The legislation was pushed through the GOP-controlled state Senate last week and out of a House panel earlier Tuesday. The full House was expected to vote Tuesday afternoon, hours after people chanted in protest from the nearly Capitol rotunda.
To prevent minimum wage and paid sick time ballot initiatives from going to the electorate last month, where they would be much harder to change if voters had passed them, Republicans legislators — at the behest of business groups — preemptively approved them in September so that they could alter them after the election with simple majority votes in each chamber.
One bill would slow an increase of the state's $9.25 minimum wage to $12 an hour to at least 2030, instead of 2022. It would also repeal provisions to tie future increases to inflation and bring a lower wage for tipped employees in line with the wage for other workers.

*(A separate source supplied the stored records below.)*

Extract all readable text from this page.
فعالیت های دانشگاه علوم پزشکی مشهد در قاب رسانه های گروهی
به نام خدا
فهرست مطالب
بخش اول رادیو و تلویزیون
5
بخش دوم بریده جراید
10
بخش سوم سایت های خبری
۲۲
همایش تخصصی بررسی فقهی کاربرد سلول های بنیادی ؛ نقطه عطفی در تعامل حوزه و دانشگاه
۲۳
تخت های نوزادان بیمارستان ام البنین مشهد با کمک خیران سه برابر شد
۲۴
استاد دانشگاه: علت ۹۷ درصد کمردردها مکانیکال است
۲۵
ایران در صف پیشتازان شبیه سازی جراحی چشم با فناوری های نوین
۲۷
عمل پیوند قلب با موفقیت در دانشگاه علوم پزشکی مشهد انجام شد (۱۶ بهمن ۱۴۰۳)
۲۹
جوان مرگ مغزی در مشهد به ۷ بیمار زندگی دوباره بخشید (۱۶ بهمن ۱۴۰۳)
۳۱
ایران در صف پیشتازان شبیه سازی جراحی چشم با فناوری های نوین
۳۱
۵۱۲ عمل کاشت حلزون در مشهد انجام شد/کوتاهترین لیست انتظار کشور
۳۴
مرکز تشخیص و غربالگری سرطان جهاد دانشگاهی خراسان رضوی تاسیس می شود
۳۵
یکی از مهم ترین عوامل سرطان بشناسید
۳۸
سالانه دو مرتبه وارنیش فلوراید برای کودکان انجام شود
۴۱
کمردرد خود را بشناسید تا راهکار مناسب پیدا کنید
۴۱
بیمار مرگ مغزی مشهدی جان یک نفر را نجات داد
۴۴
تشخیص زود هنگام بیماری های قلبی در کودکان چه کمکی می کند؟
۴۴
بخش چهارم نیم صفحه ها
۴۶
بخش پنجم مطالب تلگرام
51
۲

Another bill would exempt employers with fewer than 50 employees from having to provide paid sick time as required under the existing law that is scheduled to take effect in March. It also would limit the amount of annual mandatory leave at larger businesses to 36 hours, instead of 72 hours, and make other changes. About 162,000 small businesses that collectively employ 1 million workers would be exempt from providing paid sick leave under the legislation, according to the Michigan League for Public Policy.
In a legal opinion made public Tuesday, Republican Attorney General Bill Schuette told legislators that although the state constitution requires third-fourths votes in both chambers to change voter-approved laws, it imposes no "express limitations" on amending citizen-initiated laws passed by the Legislature. He said courts have ruled that initiated laws should be treated similarly to ordinary legislation. His opinion differs from one issued in 1964 by a Democratic attorney general, who said changes cannot be made in the same session.
Democrats criticized Schuette, who lost to Democrat Gretchen Whitmer in the governor's race.
"Just like his friends in the Legislature, the attorney general seems intent on using his last weeks in office to turn this lame-duck session into nothing more than a GOP smash and grab before Democrats take office in January," said Samantha Hart, spokeswoman for House Minority Leader Sam Singh of East Lansing.
If GOP Gov. Rick Snyder signs the bills, lawsuits are likely. Paid sick leave advocates have already vowed to launch a 2020 ballot drive if the Legislature successfully guts the law that made Michigan the 11th state to require employers to provide paid time off to workers who are sick or who have ill family members.